その瞳には例え様のない愁いを讃えて、今にも溢れそうな涙が光っていた。
一生懸命に作っている笑顔は、それを保っているのが精一杯で、何かを語ろうとする唇は動かせなかったのだろう。
少しでも何かを話そうとすると口角が歪み戸惑う様に震え出してしまってた。
思えば俺は、今までに彼女のこんな表情を見た事は一度もなかった。
それでも何故なんだろうか、そんな彼女の語りたい心の声が、耐え難いくらいに俺の心に訴え掛けて来ていた。

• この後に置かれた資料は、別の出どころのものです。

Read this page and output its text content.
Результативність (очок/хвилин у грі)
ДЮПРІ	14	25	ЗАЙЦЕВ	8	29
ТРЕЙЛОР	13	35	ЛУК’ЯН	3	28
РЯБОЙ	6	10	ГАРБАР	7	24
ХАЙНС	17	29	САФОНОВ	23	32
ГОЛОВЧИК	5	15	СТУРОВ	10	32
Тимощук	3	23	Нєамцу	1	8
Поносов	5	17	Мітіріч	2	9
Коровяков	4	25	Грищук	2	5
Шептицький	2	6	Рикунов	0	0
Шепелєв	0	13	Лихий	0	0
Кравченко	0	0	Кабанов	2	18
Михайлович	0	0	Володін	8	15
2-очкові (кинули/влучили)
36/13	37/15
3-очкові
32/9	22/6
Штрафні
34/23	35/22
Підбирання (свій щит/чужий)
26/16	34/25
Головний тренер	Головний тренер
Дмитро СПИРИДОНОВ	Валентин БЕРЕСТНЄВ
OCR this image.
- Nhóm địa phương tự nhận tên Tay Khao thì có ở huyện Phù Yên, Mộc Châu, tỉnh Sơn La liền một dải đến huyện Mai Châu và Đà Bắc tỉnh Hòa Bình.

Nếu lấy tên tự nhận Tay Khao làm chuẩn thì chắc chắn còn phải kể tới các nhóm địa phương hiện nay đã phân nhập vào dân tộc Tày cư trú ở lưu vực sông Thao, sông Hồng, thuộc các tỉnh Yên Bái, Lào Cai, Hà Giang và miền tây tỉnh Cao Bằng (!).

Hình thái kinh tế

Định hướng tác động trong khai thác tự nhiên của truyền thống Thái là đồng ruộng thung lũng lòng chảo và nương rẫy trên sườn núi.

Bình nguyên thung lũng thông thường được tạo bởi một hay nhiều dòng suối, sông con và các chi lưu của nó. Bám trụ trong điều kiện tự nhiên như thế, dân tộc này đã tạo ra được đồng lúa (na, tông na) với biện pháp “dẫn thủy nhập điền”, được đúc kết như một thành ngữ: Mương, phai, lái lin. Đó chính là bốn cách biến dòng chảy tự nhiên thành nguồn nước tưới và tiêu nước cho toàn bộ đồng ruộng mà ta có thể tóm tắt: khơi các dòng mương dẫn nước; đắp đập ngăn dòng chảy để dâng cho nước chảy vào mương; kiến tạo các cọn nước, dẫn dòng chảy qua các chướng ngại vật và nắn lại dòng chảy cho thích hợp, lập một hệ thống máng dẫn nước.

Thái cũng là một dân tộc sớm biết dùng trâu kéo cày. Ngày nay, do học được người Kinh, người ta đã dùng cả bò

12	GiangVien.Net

ただ立ち竦んで見つめ合っているだけの、二人っ切りの無言の語り合い。
大丈夫だよ。
その叫びはちゃんと俺には届いていたよ。
だって、
ついさっきまでは愛し合ってた仲なんだから。
七年間も付き合って、求め合っていた相手なんだから。
何度も何度も、話し合った筈だよね。
こうなった時の約束は、した筈だよね。
青葉の綺麗なこの季節。
もしかしたら、出逢いと別離れには、一番良い季節なのかもね。
声にして言い表してしまえば、何かが崩れ出してしまう気がした。
この距離を少しでも縮めてしまえば、手を差し伸べてしまいそうな気持ちを抑えられなくなるのは分かってた。
この気持ちを、今のこの関係を保てるギリギリの距離が、この5メートルだったんだ。
「うん。」
最後の一言を聞いてから、背を向けて。
堪えきれずに漏れ出した嗚咽の様な、小さなうめき声が、
突然に強くなる気紛れな春風に遮られて聞こえなくなる距離。
それ以上離れれば、心が届かなくなる限界の距離。
振り返り、向かい合って、
見詰め合った。
もう、これから先、
二人は、これ以上に近付かないだろうと思った瞬間に振り返った距離だった。
出来る事なら、力一杯の腕力でもう一度、この腕の中に彼女の温もりを感じながら抱き締めて、最後の記憶に残したかった。
たけど、それは、
彼女の最後の声として聞いた「うん。」の言葉を踏みにじる、最悪な別れになる事が分かっていたから、
ただただ無言で立ち竦んで、見詰め合っていたんだ。
だから、たった5メートル。
「さようなら。」すら言葉にせずに向き合っていた、長い長い5分間。
二人の長い長い7年間の付き合いを終わらせた5メートルの5分間だった。
真ん丸に刈り込まれた、真っ赤なつつじが咲き誇り、
その赤をも上回る様な濃い深紅の薔薇が、突然に強く吹いた風に揺らめいていた。
この5メートルの5分間。
その鮮やかな鮮血の様な紅い色を
もしかしたら俺は、一生忘れられないのかも知れない。